Codons are sequences of three nucleotides in mRNA that correspond to specific amino acids during protein synthesis. The genetic code is degenerate, meaning that multiple codons can code for the same amino acid. This is due to the redundancy in the genetic code, where different combinations of the four nucleotides (A, U, G, and C) can specify the same amino acid.

For example, the amino acid leucine is specified by six different codons: UUA, UUG, CUU, CUC, CUA, and CUG. All of these codons code for the same amino acid, even though they have different nucleotide sequences.

This redundancy in the genetic code provides a level of error tolerance and allows for robustness in protein synthesis. It also allows for a more efficient use of the limited number of codons available in the genetic code.

tRNA binding sites are primarily located in the cytosol of eukaryotic cells. The cytosol is the fluid portion of the cytoplasm, which is the region between the cell membrane and the nucleus. It is the site where many cellular processes occur, including protein synthesis.

During protein synthesis, tRNA molecules bind to ribosomes in the cytosol and deliver specific amino acids to the growing polypeptide chain based on the codons on the mRNA template. The binding of tRNA to the ribosome occurs in the cytosol, where the actual process of translation takes place.

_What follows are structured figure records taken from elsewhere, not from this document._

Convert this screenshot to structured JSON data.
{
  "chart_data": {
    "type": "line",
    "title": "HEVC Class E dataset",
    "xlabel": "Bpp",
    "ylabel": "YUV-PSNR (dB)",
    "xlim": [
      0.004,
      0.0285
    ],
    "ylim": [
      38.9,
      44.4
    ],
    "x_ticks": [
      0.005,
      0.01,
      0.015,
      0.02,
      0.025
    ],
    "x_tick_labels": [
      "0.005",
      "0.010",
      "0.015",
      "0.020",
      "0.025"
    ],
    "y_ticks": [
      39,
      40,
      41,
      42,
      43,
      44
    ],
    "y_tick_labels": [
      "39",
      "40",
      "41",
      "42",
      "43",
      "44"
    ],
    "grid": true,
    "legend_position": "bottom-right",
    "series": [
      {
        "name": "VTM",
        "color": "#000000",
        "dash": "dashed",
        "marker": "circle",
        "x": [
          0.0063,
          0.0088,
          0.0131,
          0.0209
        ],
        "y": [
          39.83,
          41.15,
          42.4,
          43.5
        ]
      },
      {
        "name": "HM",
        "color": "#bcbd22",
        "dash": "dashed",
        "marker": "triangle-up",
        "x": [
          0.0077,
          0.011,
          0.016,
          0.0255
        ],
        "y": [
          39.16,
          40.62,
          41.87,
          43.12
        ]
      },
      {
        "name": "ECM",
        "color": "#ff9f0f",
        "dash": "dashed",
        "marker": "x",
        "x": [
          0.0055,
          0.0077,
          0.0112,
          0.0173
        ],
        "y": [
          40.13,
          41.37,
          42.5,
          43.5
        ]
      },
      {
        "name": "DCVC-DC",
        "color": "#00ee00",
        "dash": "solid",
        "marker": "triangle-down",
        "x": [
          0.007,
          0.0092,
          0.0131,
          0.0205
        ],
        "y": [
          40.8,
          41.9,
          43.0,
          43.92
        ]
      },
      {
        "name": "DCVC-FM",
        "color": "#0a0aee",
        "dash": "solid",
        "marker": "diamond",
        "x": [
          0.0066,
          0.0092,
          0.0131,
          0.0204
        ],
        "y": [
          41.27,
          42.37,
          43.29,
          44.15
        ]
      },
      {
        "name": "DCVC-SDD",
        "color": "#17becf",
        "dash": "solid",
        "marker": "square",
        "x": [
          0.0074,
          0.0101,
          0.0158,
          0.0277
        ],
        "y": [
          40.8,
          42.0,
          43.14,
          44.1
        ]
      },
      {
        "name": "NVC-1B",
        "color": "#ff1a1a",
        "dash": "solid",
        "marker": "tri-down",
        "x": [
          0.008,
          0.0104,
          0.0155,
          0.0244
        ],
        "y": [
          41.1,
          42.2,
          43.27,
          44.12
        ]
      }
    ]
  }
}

If a drug exclusively binds to tRNA binding sites, it would likely exert its effects in the cytosol by interfering with the binding of tRNA to ribosomes or by disrupting the translation process

Phosphodiester bonds are the covalent bonds that link nucleotides together in a DNA molecule. Each nucleotide consists of a phosphate group, a sugar (deoxyribose in the case of DNA), and a nitrogenous base (adenine, guanine, cytosine, or thymine in DNA). The phosphate group of one nucleotide forms a covalent bond with the sugar of the adjacent nucleotide, creating a backbone of alternating phosphate and sugar units.

The phosphodiester bond is formed through a condensation reaction, in which a molecule of water is released. The phosphate group of one nucleotide reacts with the hydroxyl group (-OH) on the 3' carbon of the sugar of the adjacent nucleotide, forming a phosphodiester bond and linking the two nucleotides together.

These covalent bonds between nucleotides create a stable backbone in DNA and contribute to the overall stability and integrity of the molecule. Hydrogen bonds, on the other hand, play a role in the pairing of complementary bases (A-T and G-C) between the two strands of DNA.